Die Tür zum Lesezimmer fand er am nächsten Tag verschlossen. Sie sah es als Strafe, er als Belohnung. Die Teilnahme am öden Ritual der Landschaftsmalerei fiel auch aus. So bildete er sich schon in frühester Jugend eine gefestigte Meinung über Kunst. Der Kitsch, den sie malte, war gut für die Tonne.
Die Zeit für mein Werk wird kommen. Den Vater will ich nicht malen, nur Frauen. Jede ist nur für ein einziges Bild gut, dachte er. Betrachten, bewundern und Erregung spüren, das war das Ziel. Danach war ihr Glanz erloschen. Ihr Platz war dort, wo das Aktgemälde das Ende gefunden hatte. Maria schied damit aus, sie lag ja bereits im Abfall.
»Ein wunderschönes Mädchen. Es muss mir gehören! Auf dem schwarzen Klavier, roter Körper, Arme, Beine, Angst! Das ist Kunst.«
Wie brachte man sie zum Schreien? Was war nötig, so etwas mit ihr machen zu dürfen? Mit den Gedanken war er damals bei den entscheidenden Fragen angelangt.

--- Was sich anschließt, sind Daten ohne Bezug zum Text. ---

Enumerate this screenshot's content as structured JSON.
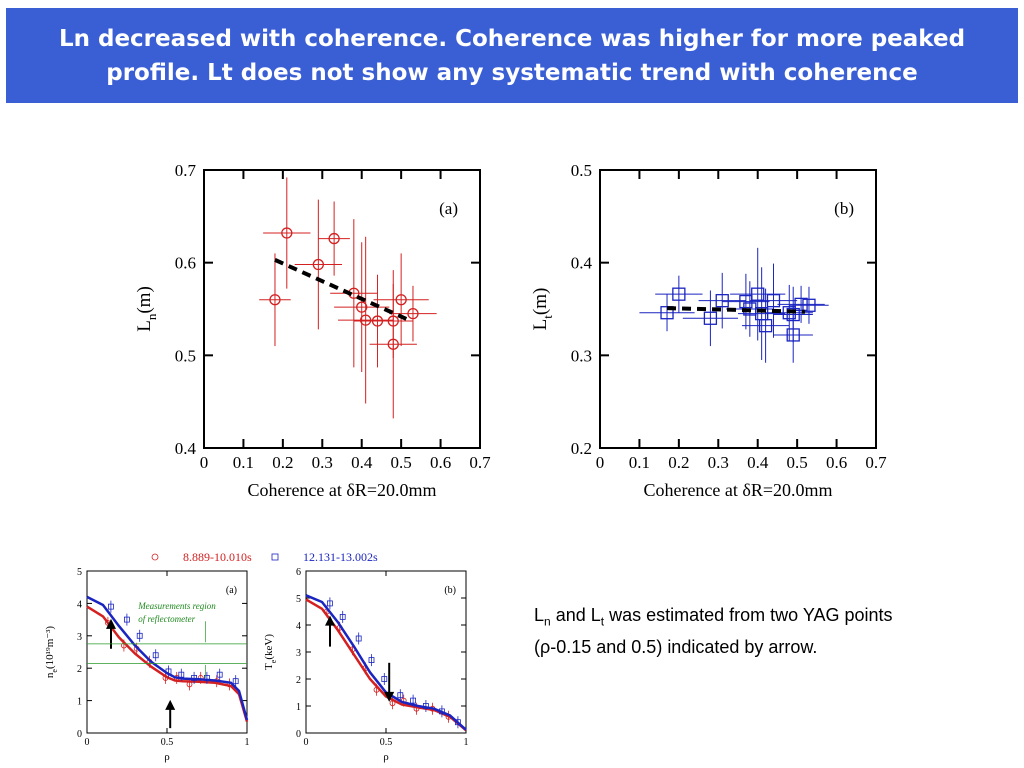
{
  "header": {
    "title": "Ln decreased with coherence. Coherence was higher for more peaked profile. Lt does not show any systematic trend with coherence"
  },
  "chart_data": [
    {
      "id": "ln",
      "type": "scatter",
      "panel_label": "(a)",
      "xlabel": "Coherence at δR=20.0mm",
      "ylabel_main": "L",
      "ylabel_sub": "n",
      "ylabel_unit": "(m)",
      "xlim": [
        0,
        0.7
      ],
      "ylim": [
        0.4,
        0.7
      ],
      "xticks": [
        "0",
        "0.1",
        "0.2",
        "0.3",
        "0.4",
        "0.5",
        "0.6",
        "0.7"
      ],
      "yticks": [
        "0.4",
        "0.5",
        "0.6",
        "0.7"
      ],
      "color": "#d42020",
      "marker": "circle",
      "points": [
        {
          "x": 0.18,
          "y": 0.56,
          "ex": 0.04,
          "ey": 0.05
        },
        {
          "x": 0.21,
          "y": 0.632,
          "ex": 0.06,
          "ey": 0.06
        },
        {
          "x": 0.29,
          "y": 0.598,
          "ex": 0.06,
          "ey": 0.07
        },
        {
          "x": 0.33,
          "y": 0.626,
          "ex": 0.04,
          "ey": 0.04
        },
        {
          "x": 0.38,
          "y": 0.567,
          "ex": 0.06,
          "ey": 0.08
        },
        {
          "x": 0.4,
          "y": 0.552,
          "ex": 0.07,
          "ey": 0.07
        },
        {
          "x": 0.41,
          "y": 0.538,
          "ex": 0.07,
          "ey": 0.09
        },
        {
          "x": 0.44,
          "y": 0.537,
          "ex": 0.06,
          "ey": 0.05
        },
        {
          "x": 0.48,
          "y": 0.537,
          "ex": 0.05,
          "ey": 0.04
        },
        {
          "x": 0.48,
          "y": 0.512,
          "ex": 0.06,
          "ey": 0.08
        },
        {
          "x": 0.5,
          "y": 0.56,
          "ex": 0.07,
          "ey": 0.05
        },
        {
          "x": 0.53,
          "y": 0.545,
          "ex": 0.06,
          "ey": 0.03
        }
      ],
      "fit": {
        "x": [
          0.18,
          0.52
        ],
        "y": [
          0.603,
          0.538
        ]
      }
    },
    {
      "id": "lt",
      "type": "scatter",
      "panel_label": "(b)",
      "xlabel": "Coherence at δR=20.0mm",
      "ylabel_main": "L",
      "ylabel_sub": "t",
      "ylabel_unit": "(m)",
      "xlim": [
        0,
        0.7
      ],
      "ylim": [
        0.2,
        0.5
      ],
      "xticks": [
        "0",
        "0.1",
        "0.2",
        "0.3",
        "0.4",
        "0.5",
        "0.6",
        "0.7"
      ],
      "yticks": [
        "0.2",
        "0.3",
        "0.4",
        "0.5"
      ],
      "color": "#1a24c0",
      "marker": "square",
      "points": [
        {
          "x": 0.17,
          "y": 0.346,
          "ex": 0.07,
          "ey": 0.02
        },
        {
          "x": 0.2,
          "y": 0.366,
          "ex": 0.06,
          "ey": 0.02
        },
        {
          "x": 0.28,
          "y": 0.34,
          "ex": 0.07,
          "ey": 0.03
        },
        {
          "x": 0.31,
          "y": 0.359,
          "ex": 0.06,
          "ey": 0.03
        },
        {
          "x": 0.37,
          "y": 0.358,
          "ex": 0.06,
          "ey": 0.03
        },
        {
          "x": 0.38,
          "y": 0.35,
          "ex": 0.06,
          "ey": 0.03
        },
        {
          "x": 0.4,
          "y": 0.366,
          "ex": 0.07,
          "ey": 0.05
        },
        {
          "x": 0.41,
          "y": 0.345,
          "ex": 0.06,
          "ey": 0.05
        },
        {
          "x": 0.42,
          "y": 0.332,
          "ex": 0.06,
          "ey": 0.04
        },
        {
          "x": 0.44,
          "y": 0.359,
          "ex": 0.06,
          "ey": 0.04
        },
        {
          "x": 0.48,
          "y": 0.346,
          "ex": 0.06,
          "ey": 0.03
        },
        {
          "x": 0.49,
          "y": 0.322,
          "ex": 0.05,
          "ey": 0.03
        },
        {
          "x": 0.49,
          "y": 0.344,
          "ex": 0.05,
          "ey": 0.03
        },
        {
          "x": 0.51,
          "y": 0.355,
          "ex": 0.06,
          "ey": 0.02
        },
        {
          "x": 0.53,
          "y": 0.354,
          "ex": 0.05,
          "ey": 0.02
        }
      ],
      "fit": {
        "x": [
          0.17,
          0.52
        ],
        "y": [
          0.351,
          0.347
        ]
      }
    },
    {
      "id": "ne",
      "type": "line",
      "panel_label": "(a)",
      "xlabel": "ρ",
      "ylabel_main": "n",
      "ylabel_sub": "e",
      "ylabel_unit": "(10¹⁹m⁻³)",
      "xlim": [
        0,
        1
      ],
      "ylim": [
        0,
        5
      ],
      "xticks": [
        "0",
        "0.5",
        "1"
      ],
      "yticks": [
        "0",
        "1",
        "2",
        "3",
        "4",
        "5"
      ],
      "annotation": [
        "Measurements region",
        "of reflectometer"
      ],
      "arrows_rho": [
        0.15,
        0.52
      ],
      "series": [
        {
          "name": "8.889-10.010s",
          "color": "#d42020",
          "marker": "circle",
          "x": [
            0,
            0.1,
            0.2,
            0.3,
            0.4,
            0.5,
            0.55,
            0.6,
            0.7,
            0.8,
            0.9,
            0.95,
            1.0
          ],
          "y": [
            3.9,
            3.6,
            2.95,
            2.45,
            2.05,
            1.72,
            1.62,
            1.6,
            1.58,
            1.55,
            1.45,
            1.2,
            0.35
          ],
          "px": [
            0.14,
            0.24,
            0.32,
            0.4,
            0.5,
            0.57,
            0.65,
            0.72,
            0.82,
            0.9
          ],
          "py": [
            3.4,
            2.7,
            2.6,
            2.2,
            1.7,
            1.7,
            1.5,
            1.7,
            1.6,
            1.5
          ]
        },
        {
          "name": "12.131-13.002s",
          "color": "#1a24c0",
          "marker": "square",
          "x": [
            0,
            0.1,
            0.2,
            0.3,
            0.4,
            0.5,
            0.55,
            0.6,
            0.7,
            0.8,
            0.9,
            0.95,
            1.0
          ],
          "y": [
            4.2,
            3.95,
            3.3,
            2.7,
            2.2,
            1.85,
            1.72,
            1.68,
            1.66,
            1.62,
            1.55,
            1.3,
            0.4
          ],
          "px": [
            0.14,
            0.24,
            0.32,
            0.42,
            0.5,
            0.58,
            0.66,
            0.74,
            0.82,
            0.92
          ],
          "py": [
            3.9,
            3.5,
            3.0,
            2.4,
            1.9,
            1.8,
            1.7,
            1.7,
            1.8,
            1.6
          ]
        }
      ]
    },
    {
      "id": "te",
      "type": "line",
      "panel_label": "(b)",
      "xlabel": "ρ",
      "ylabel_main": "T",
      "ylabel_sub": "e",
      "ylabel_unit": "(keV)",
      "xlim": [
        0,
        1
      ],
      "ylim": [
        0,
        6
      ],
      "xticks": [
        "0",
        "0.5",
        "1"
      ],
      "yticks": [
        "0",
        "1",
        "2",
        "3",
        "4",
        "5",
        "6"
      ],
      "arrows_rho": [
        0.15,
        0.52
      ],
      "series": [
        {
          "name": "8.889-10.010s",
          "color": "#d42020",
          "marker": "circle",
          "x": [
            0,
            0.1,
            0.2,
            0.3,
            0.4,
            0.5,
            0.6,
            0.7,
            0.8,
            0.9,
            1.0
          ],
          "y": [
            4.95,
            4.6,
            3.8,
            2.9,
            2.0,
            1.35,
            1.05,
            0.95,
            0.85,
            0.6,
            0.1
          ],
          "px": [
            0.14,
            0.22,
            0.3,
            0.38,
            0.45,
            0.55,
            0.62,
            0.7,
            0.8,
            0.9
          ],
          "py": [
            4.5,
            3.9,
            3.1,
            2.4,
            1.6,
            1.1,
            1.2,
            0.9,
            0.9,
            0.6
          ]
        },
        {
          "name": "12.131-13.002s",
          "color": "#1a24c0",
          "marker": "square",
          "x": [
            0,
            0.1,
            0.2,
            0.3,
            0.4,
            0.5,
            0.6,
            0.7,
            0.8,
            0.9,
            1.0
          ],
          "y": [
            5.1,
            4.85,
            4.1,
            3.2,
            2.25,
            1.5,
            1.15,
            1.0,
            0.9,
            0.65,
            0.12
          ],
          "px": [
            0.14,
            0.22,
            0.32,
            0.4,
            0.48,
            0.58,
            0.66,
            0.74,
            0.84,
            0.94
          ],
          "py": [
            4.8,
            4.3,
            3.5,
            2.7,
            2.0,
            1.4,
            1.2,
            1.0,
            0.8,
            0.4
          ]
        }
      ]
    }
  ],
  "note": {
    "text_1": "L",
    "sub_1": "n",
    "text_2": " and L",
    "sub_2": "t",
    "text_3": " was estimated from two YAG points (ρ-0.15 and 0.5) indicated by arrow."
  }
}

Erstens, wie bekommt ein Mann das hin? Zweitens, brauchte er dazu besondere Eigenschaften? Was ist der Schlüssel?
Zur Klärung wollte er die Menschen genauer beobachten. Er musste herausfinden, warum sie sich so verhielten. Es wurde eine spannende Sache, die sein Leben interessant gestaltete. Es dauerte einige Jahre, bis er etwas über die Beziehungen im Haushalt herausgefunden hatte.
Im Alter von vierzehn wurde ihm bewusst, mit welchen Methoden der Vater diese Form der Abhängigkeit geschaffen hatte. Nicht nur Marias Mann, auch ihr Bruder arbeiteten in der Fabrik und ihre beiden Söhne machten eine Ausbildung in der Werkstatt. Maria war somit für das Wohl der gesamten Familie einschließlich der Verwandtschaft in Geiselhaft gehalten. Das war der Zeitpunkt, an dem ihm die Genialität seines Vaters bewusst wurde.
Es war auch die Zeit, in der er morgens mit einem Steifen im Bett aufwachte. Dabei hatte er Marias hochgedrückte Beine auf dem Piano vor Augen. Dazwischen sah er sich liegen.